What we generally talk about when we talk about deposits is the amount you need to put toward the purchase price, from the lending perspective (usually 20% these days, 10% under the Welcome Home Loan) – which you pay to your lawyer’s account prior to settlement day.
But there’s also the vendor deposit – the money you pay to the real estate agent to secure the house. This may be payable upfront upon signing the sale and purchase agreement as in my case. In some cases you might be able to arrange to defer this until the day of going unconditional, but obviously from the seller’s point of view it’s in their interests that you stump up some cash upfront as proof of your commitment to the sale.

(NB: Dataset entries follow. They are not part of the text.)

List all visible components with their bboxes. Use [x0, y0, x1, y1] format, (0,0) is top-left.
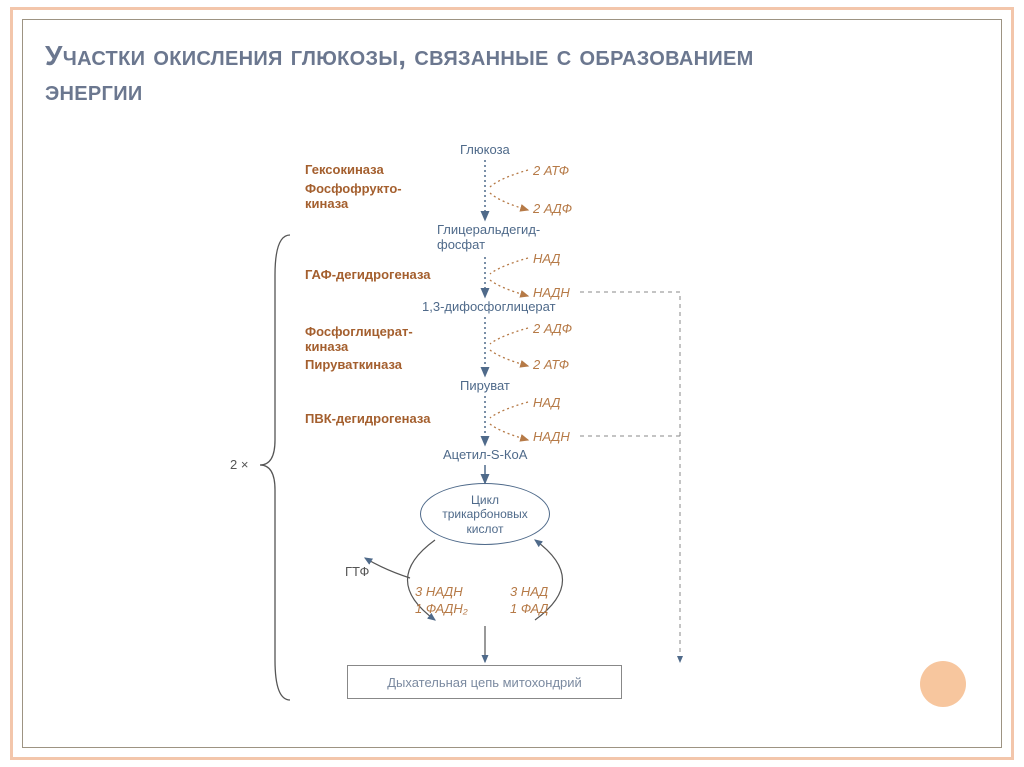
cofactor-2atp: 2 АТФ — [533, 164, 569, 179]
cofactor-nad: НАД — [533, 252, 560, 267]
metabolite-pyruvate: Пируват — [460, 379, 510, 394]
enzyme-pfk: Фосфофрукто- киназа — [305, 182, 402, 212]
cofactor-nadh2: НАДН — [533, 430, 570, 445]
metabolite-bpg: 1,3-дифосфоглицерат — [422, 300, 556, 315]
enzyme-gapdh: ГАФ-дегидрогеназа — [305, 268, 430, 283]
cofactor-nadh: НАДН — [533, 286, 570, 301]
enzyme-pk: Пируваткиназа — [305, 358, 402, 373]
page-title: Участки окисления глюкозы, связанные с о… — [45, 38, 825, 108]
cofactor-2atp-b: 2 АТФ — [533, 358, 569, 373]
cofactor-3nad: 3 НАД — [510, 585, 548, 600]
metabolite-g3p: Глицеральдегид- фосфат — [437, 223, 540, 253]
cofactor-1fadh2: 1 ФАДН₂ — [415, 602, 468, 617]
multiplier-2x: 2 × — [230, 458, 248, 473]
slide: Участки окисления глюкозы, связанные с о… — [0, 0, 1024, 767]
enzyme-pdh: ПВК-дегидрогеназа — [305, 412, 430, 427]
accent-circle-icon — [920, 661, 966, 707]
metabolite-glucose: Глюкоза — [460, 143, 510, 158]
respiratory-chain-label: Дыхательная цепь митохондрий — [387, 675, 582, 690]
respiratory-chain-box: Дыхательная цепь митохондрий — [347, 665, 622, 699]
cofactor-1fad: 1 ФАД — [510, 602, 548, 617]
cofactor-2adp-b: 2 АДФ — [533, 322, 572, 337]
tca-cycle-label: Цикл трикарбоновых кислот — [435, 493, 535, 536]
enzyme-pgk: Фосфоглицерат- киназа — [305, 325, 413, 355]
cofactor-2adp: 2 АДФ — [533, 202, 572, 217]
enzyme-hexokinase: Гексокиназа — [305, 163, 384, 178]
pathway-diagram: Глюкоза Глицеральдегид- фосфат 1,3-дифос… — [210, 140, 790, 730]
cofactor-nad2: НАД — [533, 396, 560, 411]
cofactor-gtp: ГТФ — [345, 565, 369, 580]
metabolite-acetyl: Ацетил-S-КоА — [443, 448, 527, 463]
cofactor-3nadh: 3 НАДН — [415, 585, 463, 600]
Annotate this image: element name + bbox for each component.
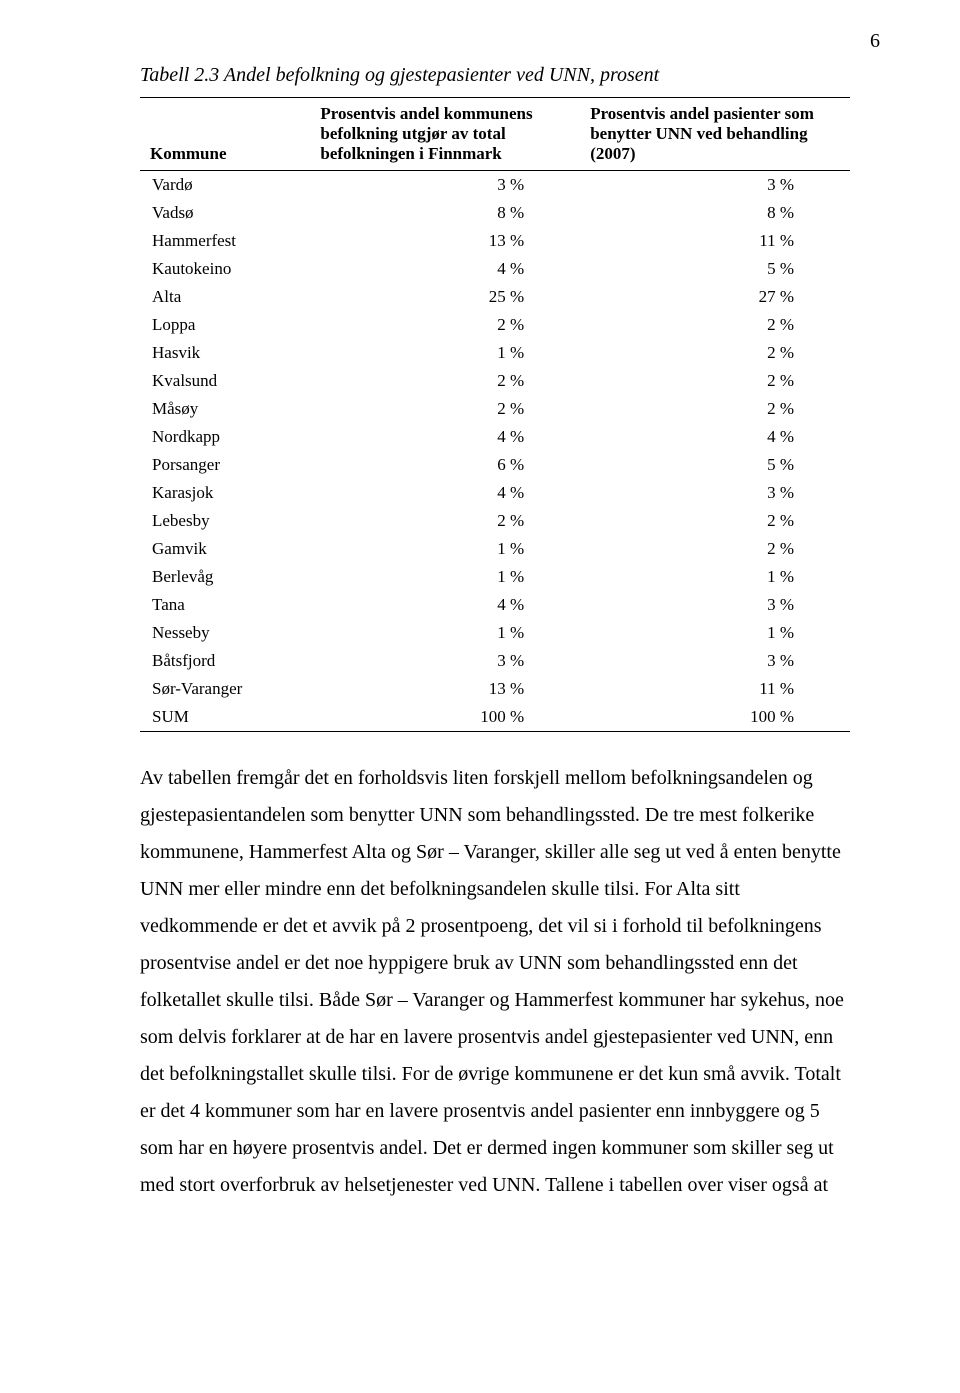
cell-kommune: Gamvik	[140, 535, 310, 563]
table-row: SUM100 %100 %	[140, 703, 850, 732]
cell-kommune: Lebesby	[140, 507, 310, 535]
cell-patients: 11 %	[580, 675, 850, 703]
col-header-kommune: Kommune	[140, 98, 310, 171]
page-number: 6	[870, 30, 880, 53]
table-row: Kvalsund2 %2 %	[140, 367, 850, 395]
table-row: Alta25 %27 %	[140, 283, 850, 311]
cell-patients: 5 %	[580, 255, 850, 283]
col-header-patients: Prosentvis andel pasienter som benytter …	[580, 98, 850, 171]
table-row: Nesseby1 %1 %	[140, 619, 850, 647]
table-row: Lebesby2 %2 %	[140, 507, 850, 535]
cell-population: 8 %	[310, 199, 580, 227]
cell-kommune: SUM	[140, 703, 310, 732]
table-row: Porsanger6 %5 %	[140, 451, 850, 479]
cell-patients: 2 %	[580, 339, 850, 367]
table-row: Berlevåg1 %1 %	[140, 563, 850, 591]
table-row: Sør-Varanger13 %11 %	[140, 675, 850, 703]
cell-kommune: Kautokeino	[140, 255, 310, 283]
cell-patients: 3 %	[580, 479, 850, 507]
table-row: Gamvik1 %2 %	[140, 535, 850, 563]
cell-kommune: Hasvik	[140, 339, 310, 367]
cell-population: 13 %	[310, 675, 580, 703]
table-row: Loppa2 %2 %	[140, 311, 850, 339]
table-row: Nordkapp4 %4 %	[140, 423, 850, 451]
table-row: Vardø3 %3 %	[140, 171, 850, 200]
cell-population: 3 %	[310, 171, 580, 200]
cell-patients: 3 %	[580, 647, 850, 675]
table-row: Hasvik1 %2 %	[140, 339, 850, 367]
body-paragraph: Av tabellen fremgår det en forholdsvis l…	[140, 760, 850, 1204]
table-row: Tana4 %3 %	[140, 591, 850, 619]
cell-patients: 3 %	[580, 171, 850, 200]
cell-population: 2 %	[310, 507, 580, 535]
cell-patients: 2 %	[580, 367, 850, 395]
cell-patients: 2 %	[580, 311, 850, 339]
cell-kommune: Karasjok	[140, 479, 310, 507]
table-row: Båtsfjord3 %3 %	[140, 647, 850, 675]
cell-population: 2 %	[310, 311, 580, 339]
cell-population: 3 %	[310, 647, 580, 675]
cell-patients: 1 %	[580, 563, 850, 591]
cell-patients: 3 %	[580, 591, 850, 619]
cell-population: 1 %	[310, 619, 580, 647]
cell-patients: 11 %	[580, 227, 850, 255]
table-row: Kautokeino4 %5 %	[140, 255, 850, 283]
cell-kommune: Loppa	[140, 311, 310, 339]
cell-patients: 8 %	[580, 199, 850, 227]
cell-kommune: Hammerfest	[140, 227, 310, 255]
cell-population: 2 %	[310, 395, 580, 423]
table-row: Vadsø8 %8 %	[140, 199, 850, 227]
cell-population: 13 %	[310, 227, 580, 255]
col-header-population: Prosentvis andel kommunens befolkning ut…	[310, 98, 580, 171]
cell-kommune: Båtsfjord	[140, 647, 310, 675]
table-title: Tabell 2.3 Andel befolkning og gjestepas…	[140, 64, 850, 87]
cell-patients: 2 %	[580, 535, 850, 563]
cell-patients: 100 %	[580, 703, 850, 732]
cell-population: 25 %	[310, 283, 580, 311]
page-container: 6 Tabell 2.3 Andel befolkning og gjestep…	[0, 0, 960, 1393]
data-table: Kommune Prosentvis andel kommunens befol…	[140, 97, 850, 732]
cell-kommune: Vardø	[140, 171, 310, 200]
cell-patients: 4 %	[580, 423, 850, 451]
cell-population: 4 %	[310, 423, 580, 451]
cell-population: 6 %	[310, 451, 580, 479]
cell-population: 4 %	[310, 591, 580, 619]
cell-patients: 2 %	[580, 395, 850, 423]
cell-population: 1 %	[310, 563, 580, 591]
cell-kommune: Nesseby	[140, 619, 310, 647]
cell-patients: 27 %	[580, 283, 850, 311]
table-header-row: Kommune Prosentvis andel kommunens befol…	[140, 98, 850, 171]
cell-kommune: Nordkapp	[140, 423, 310, 451]
cell-kommune: Porsanger	[140, 451, 310, 479]
cell-kommune: Sør-Varanger	[140, 675, 310, 703]
cell-population: 4 %	[310, 255, 580, 283]
cell-population: 100 %	[310, 703, 580, 732]
cell-kommune: Tana	[140, 591, 310, 619]
cell-population: 2 %	[310, 367, 580, 395]
cell-kommune: Berlevåg	[140, 563, 310, 591]
cell-kommune: Måsøy	[140, 395, 310, 423]
cell-patients: 2 %	[580, 507, 850, 535]
cell-population: 1 %	[310, 535, 580, 563]
table-row: Karasjok4 %3 %	[140, 479, 850, 507]
table-row: Hammerfest13 %11 %	[140, 227, 850, 255]
cell-population: 4 %	[310, 479, 580, 507]
cell-population: 1 %	[310, 339, 580, 367]
cell-kommune: Vadsø	[140, 199, 310, 227]
cell-kommune: Kvalsund	[140, 367, 310, 395]
table-row: Måsøy2 %2 %	[140, 395, 850, 423]
cell-patients: 1 %	[580, 619, 850, 647]
cell-kommune: Alta	[140, 283, 310, 311]
cell-patients: 5 %	[580, 451, 850, 479]
table-body: Vardø3 %3 %Vadsø8 %8 %Hammerfest13 %11 %…	[140, 171, 850, 732]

Realistically, I don’t see how you could use KiwiSaver for the initial vendor deposit. Depending on the timeframes involved in your particular transaction … if most of your deposit is coming out of your KiwiSaver, this might pose an issue.
You can’t use a HomeStart grant to pay the seller’s deposit, so that’s not an option. If you’re relying on using KiwiSaver withdrawal funds for the vendor deposit, you’d have to negotiate payment upon going unconditional, and a long conditional period. You need to send in your sale and purchase agreement with your withdrawal application forms, but it takes time to process all of that (10 working days minimum with my provider, for example). If the vendor insists on a shorter conditional period (5 business days is common), make sure you have access to enough cash in a pinch! I saw a post online the other day where the buyers took out an overdraft for this exact purpose, because they got caught out by this.
Here’s my attempt to visually interpret the cashflows involved during this process.
For example, let’s say you have a 20% deposit, of which half comes from your KiwiSaver. First you might pay 5% to the agent, then 10% is withdrawn from your KiwiSaver and sent to your lawyer. You send the last 5% of your cash deposit to your lawyer. The remaining 80% is drawn down from your mortgage and transferred from bank to lawyer. This all adds up to 100% by settlement day and is finally sent to the vendor.
There you go – that’s my take on buying a house with KiwiSaver as a first home buyer! As I said, I can’t speak to using the KiwiSaver Homestart first home grant/Welcome Home Loan all the way through, but I can tell you for sure what it would add more complexity and paperwork at the end. Be prepared!